Prey Drive can be noted/detected when a pup is as young as 8-9 weeks of age. At least from what I have seen while the tester is testing my puppies. Temperament testing although not 100% written in stone, does tend to give you an idea of what the core temperament of the puppy is, and the test of chasing the cord with the towel attached to it (one of the 10 temp. tests done on 8 wks. old pups ) will give you more or less an idea if the puppy will be able to do what Finnigan does.

You can still teach a dog how to chase but if they dont have it in them.. they will never excell at this sport. Finnigan has it in its core temperament and that is why he does so well in this sport and does not focus on you.


----------



## NOLA Standards

Hello Cavon.

Annie's been out for her CAT title. She was amazing her first 2 legs, and her last leg she turned her nose up! I contacted Laura and she gave us some good tips and also sent me some videos and I think one was of your boy.

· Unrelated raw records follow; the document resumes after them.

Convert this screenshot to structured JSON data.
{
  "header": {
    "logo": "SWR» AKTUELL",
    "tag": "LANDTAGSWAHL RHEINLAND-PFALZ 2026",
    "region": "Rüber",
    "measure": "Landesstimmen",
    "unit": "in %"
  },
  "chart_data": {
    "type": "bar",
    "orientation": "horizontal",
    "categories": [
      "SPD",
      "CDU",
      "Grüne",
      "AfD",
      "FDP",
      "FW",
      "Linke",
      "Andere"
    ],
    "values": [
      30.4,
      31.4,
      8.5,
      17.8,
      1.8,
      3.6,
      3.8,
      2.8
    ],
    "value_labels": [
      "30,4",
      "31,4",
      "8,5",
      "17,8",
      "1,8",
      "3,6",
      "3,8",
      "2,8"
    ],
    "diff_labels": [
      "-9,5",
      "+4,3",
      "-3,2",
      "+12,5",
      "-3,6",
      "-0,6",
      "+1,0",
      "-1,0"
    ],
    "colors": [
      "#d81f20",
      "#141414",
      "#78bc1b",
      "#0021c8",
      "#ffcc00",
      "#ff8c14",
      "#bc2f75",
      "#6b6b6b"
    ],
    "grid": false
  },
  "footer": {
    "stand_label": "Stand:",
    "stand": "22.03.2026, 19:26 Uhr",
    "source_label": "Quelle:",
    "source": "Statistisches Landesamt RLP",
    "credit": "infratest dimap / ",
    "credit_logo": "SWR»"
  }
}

Like Finnegan, we just went to a practice and she loved it. She's does have a couple of quirks. She's informed (by going to the car!) that she's not running in 97 degree weather! ha and I need the huntmaster to keep the lure ahead of her - as once she gets on it - she considers it "caught" and is done. Smart Poodles!

I think I enjoyed the day as much as she did and the site hound people were very welcoming and lots of fun.

Tabatha
NOLA Standards


----------



## outwest

I don't know how I missed this thread. I loved watching the whippets, Saluki's and the lone Afghan Hound! Sighthounds running is a thing of beauty. My whippet hauls and no one at the dog park can ever catch him because of the combination of speed and agility to turn on a dime. We looked into racing with him (they have whippet races here), but those whippets are muscle bound. I never thought of a poodle doing lures! My husband loves Salukis. We talked about getting one when our standard passed away, but we already have a lovely whippet. I am just surprised you have many sighthounds in Iceland! LOL. How do they stay warm in the winter? Mine is a complete weather wimp and can't take much heat or cold. 

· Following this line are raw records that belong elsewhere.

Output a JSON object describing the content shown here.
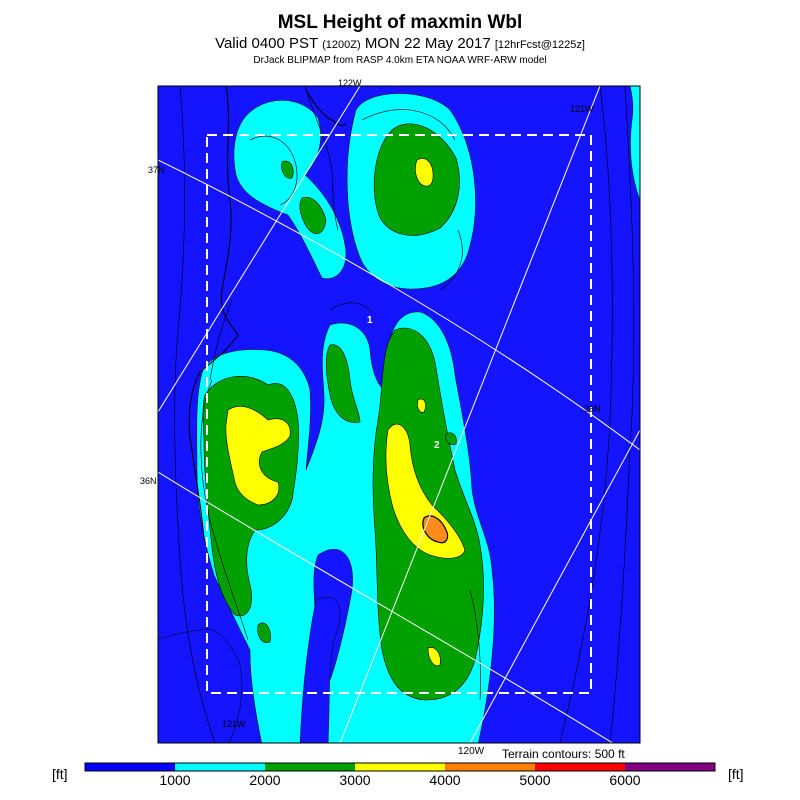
{
  "header": {
    "title": "MSL Height of maxmin Wbl",
    "valid_prefix": "Valid 0400 PST",
    "valid_utc": "(1200Z)",
    "valid_date": "MON 22 May 2017",
    "forecast": "[12hrFcst@1225z]",
    "credit": "DrJack BLIPMAP from RASP 4.0km ETA NOAA WRF-ARW model"
  },
  "map": {
    "lon_labels": [
      "122W",
      "121W",
      "121W",
      "120W"
    ],
    "lat_labels": [
      "37N",
      "36N",
      "36N"
    ],
    "contour_labels": [
      "1",
      "2"
    ],
    "terrain_note": "Terrain contours: 500 ft"
  },
  "legend": {
    "unit_left": "[ft]",
    "unit_right": "[ft]",
    "ticks": [
      "1000",
      "2000",
      "3000",
      "4000",
      "5000",
      "6000"
    ],
    "colors": [
      "#0000ff",
      "#00ffff",
      "#00a000",
      "#ffff00",
      "#ff8000",
      "#ff0000",
      "#800080"
    ]
  },
  "colors": {
    "bin_0_1000": "#1414ff",
    "bin_1000_2000": "#00ffff",
    "bin_2000_3000": "#00a000",
    "bin_3000_4000": "#ffff00",
    "bin_4000_5000": "#ff8c1a"
  }
}
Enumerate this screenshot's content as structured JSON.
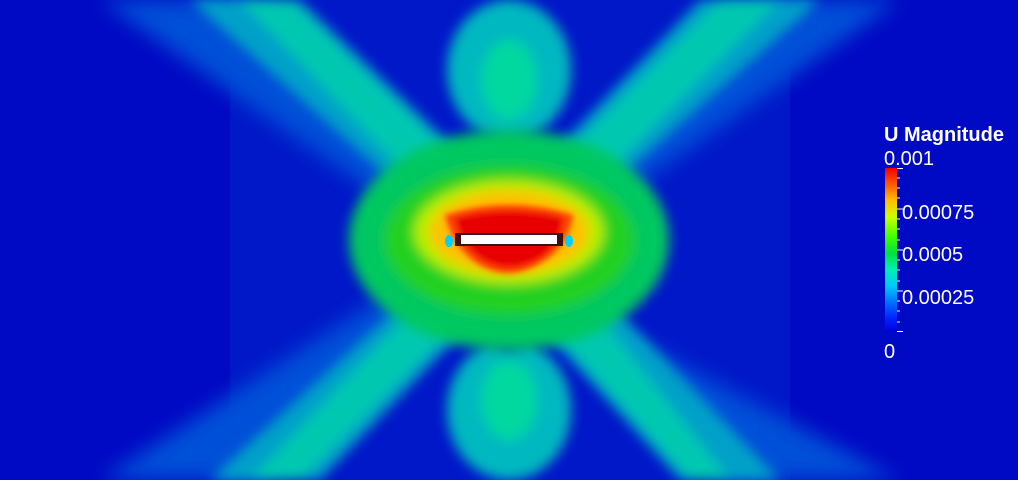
{
  "legend": {
    "title": "U Magnitude",
    "labels": [
      "0.001",
      "0.00075",
      "0.0005",
      "0.00025",
      "0"
    ],
    "range": [
      0,
      0.001
    ],
    "colormap": [
      "#0000e0",
      "#0020ff",
      "#0070ff",
      "#00c8ff",
      "#00f0b0",
      "#00e040",
      "#40ff00",
      "#c8ff00",
      "#ffc000",
      "#ff5a00",
      "#f00000"
    ]
  },
  "colors": {
    "background": "#0018c8",
    "body": "#ffffff",
    "body_outline": "#401010"
  }
}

Sighthounds are fun. I especially like having a sight hound along with a poodle because their personalities are so diametrically opposed. In addition, a whippet is wash and wear compared to the high maintenance poodle.

Here's my boy Echo


----------



## Winnow

outwest said:


> I am just surprised you have many sighthounds in Iceland! LOL. How do they stay warm in the winter?



Our winters are actually quite mild the heat usually never goes below 23 F 
usually stays around 32-41 F.
So I would say that they are better of in Iceland than in western Europe.


----------



## outwest

Yes, it certainly sounds like they are better off there that in Europe. My sister lived in Warsaw for a few years- that place was incredibly cold, well below zero, in the winter. Your weather is practically balmy in comparison. You are near the coast. I wasn't thinking. Thanks for educating me.


----------



## Winnow

yes everyone in Iceland leave near the ocean the center of the country is uninhabitable.


----------



## whitepoodles

Outwest:
Your dog is lovely.


----------



## outwest

Thank yu, whitepoodles. He is a sweet boy and a huge whippet. He was pick of the breeders litter and she was keeping him to show, but alas he was a cryptorchid (a common whippet problem). At almost 4 months she gave up. I was on a waiting list for her next litter, but she offered me him and I couldn't pass him up- such a pretty boy. I lucked out getting him for my pet. He ended up way too big for a show whippet anyway. 

I have a huge whippet and a little standard!  One of these days I'll get it right.


----------



## whitepoodles

outwest said:


> Thank yu, whitepoodles. He is a sweet boy and a huge whippet. He was pick of the breeders litter and she was keeping him to show, but alas he was a cryptorchid (a common whippet problem). At almost 4 months she gave up. I was on a waiting list for her next litter, but she offered me him and I couldn't pass him up- such a pretty boy. I lucked out getting him for my pet. He ended up way too big for a show whippet anyway.
> 
> *I have a huge whippet and a little standard!  One of these days I'll get it right.*




Outwest:

You HAVE IT RIGHT and dont let anyone on and out of this forum make you believe otherwise.

To each his own and I believe in live and let live. If you wanted a small poodle so be it.. He is yours to love and no one should tell you otherwise.


----------



## Countryboy

Well I was gonna start a new thread on Lure Coursing, and how I wanted to get the boys into it next Spring. Talking it up at the show yesterday I've even got other members of our 'poodle group' interested in it. So we're gonna be out somewhere next Spring with our dogs. 

But I gave up on the new thread 'cos I would have had to link to Winnow and Cavon's videos of this sport anyway. And this way, y'all can see the videos for yourselves. 

I wouldn't touch Obedience. Too boring! And even Rally is a bit like training a little automaton to me. Agility now, looks like a sport where the dogs can have some fun. So we're doing a bit of practice on the equipment for that. 

But so does Lure Coursing! Check it out, everybody.


----------